How easy will the vaccine be to distribute?

Distribution will initially be challenging for many countries, because the vaccine must be stored at ultra-low temperatures of below -70˚ C. This is far lower than most existing vaccines (which are kept between 2-8˚ C), and well below what can be achieved with conventional cold storage refrigerators and freezers.
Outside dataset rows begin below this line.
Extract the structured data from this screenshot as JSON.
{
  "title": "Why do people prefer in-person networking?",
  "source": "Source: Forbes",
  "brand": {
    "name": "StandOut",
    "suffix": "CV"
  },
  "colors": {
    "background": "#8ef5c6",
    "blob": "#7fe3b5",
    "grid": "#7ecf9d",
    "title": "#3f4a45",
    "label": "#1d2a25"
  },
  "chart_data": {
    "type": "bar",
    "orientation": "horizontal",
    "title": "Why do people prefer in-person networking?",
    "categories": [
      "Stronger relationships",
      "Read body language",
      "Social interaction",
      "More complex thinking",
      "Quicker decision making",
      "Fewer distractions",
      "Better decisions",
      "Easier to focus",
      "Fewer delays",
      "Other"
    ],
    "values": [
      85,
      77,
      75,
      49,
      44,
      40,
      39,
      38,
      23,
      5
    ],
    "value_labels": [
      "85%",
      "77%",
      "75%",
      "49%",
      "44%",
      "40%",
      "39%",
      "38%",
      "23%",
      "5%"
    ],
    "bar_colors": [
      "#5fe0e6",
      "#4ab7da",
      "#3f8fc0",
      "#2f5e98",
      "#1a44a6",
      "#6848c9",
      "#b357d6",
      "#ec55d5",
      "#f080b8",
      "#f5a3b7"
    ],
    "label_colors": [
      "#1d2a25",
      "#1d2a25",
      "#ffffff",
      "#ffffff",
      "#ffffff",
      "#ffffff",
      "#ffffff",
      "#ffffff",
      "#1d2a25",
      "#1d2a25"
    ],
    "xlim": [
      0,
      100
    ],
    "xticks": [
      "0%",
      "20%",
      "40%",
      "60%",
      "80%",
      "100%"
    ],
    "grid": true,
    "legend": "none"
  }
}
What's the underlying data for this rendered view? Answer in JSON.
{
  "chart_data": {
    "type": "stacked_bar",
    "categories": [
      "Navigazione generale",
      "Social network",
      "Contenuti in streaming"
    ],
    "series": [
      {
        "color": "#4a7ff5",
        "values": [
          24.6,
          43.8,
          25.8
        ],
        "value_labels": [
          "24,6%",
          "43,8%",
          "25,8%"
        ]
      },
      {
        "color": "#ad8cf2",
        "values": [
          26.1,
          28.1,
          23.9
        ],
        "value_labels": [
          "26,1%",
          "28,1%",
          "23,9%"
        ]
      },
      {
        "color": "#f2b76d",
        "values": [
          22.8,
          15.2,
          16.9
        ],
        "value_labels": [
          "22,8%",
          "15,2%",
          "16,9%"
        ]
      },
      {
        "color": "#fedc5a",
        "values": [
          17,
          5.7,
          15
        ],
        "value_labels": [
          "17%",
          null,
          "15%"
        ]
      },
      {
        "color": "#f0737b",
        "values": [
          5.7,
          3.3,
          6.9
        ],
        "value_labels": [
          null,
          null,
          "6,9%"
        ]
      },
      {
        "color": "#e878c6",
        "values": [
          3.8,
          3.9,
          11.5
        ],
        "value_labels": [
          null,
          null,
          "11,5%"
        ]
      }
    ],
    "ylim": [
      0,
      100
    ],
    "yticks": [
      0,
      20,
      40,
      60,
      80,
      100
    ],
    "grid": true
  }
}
The need for specialised cold storage facilities represents a potential barrier to widespread use as currently few countries already have this kind of equipment in place.

Anticipating this challenge, Pfizer is also reported to have designed a suitcase-sized shipping container, each capable of holding between 1,000 and 5,000 doses at the desired temperature for up to ten days during transportation from its manufacturing facilities. And even in low- and middle-income countries where this could imply additional costs, the challenge of storing these kinds of vaccines isn’t insurmountable, as the Democratic Republic of the Congo is already demonstrated. The currently licensed Ebola vaccine requires similar storage at -70˚ to -80˚C, and yet the country still vaccinated over 300,000 people during the recent epidemic in the East of the Country.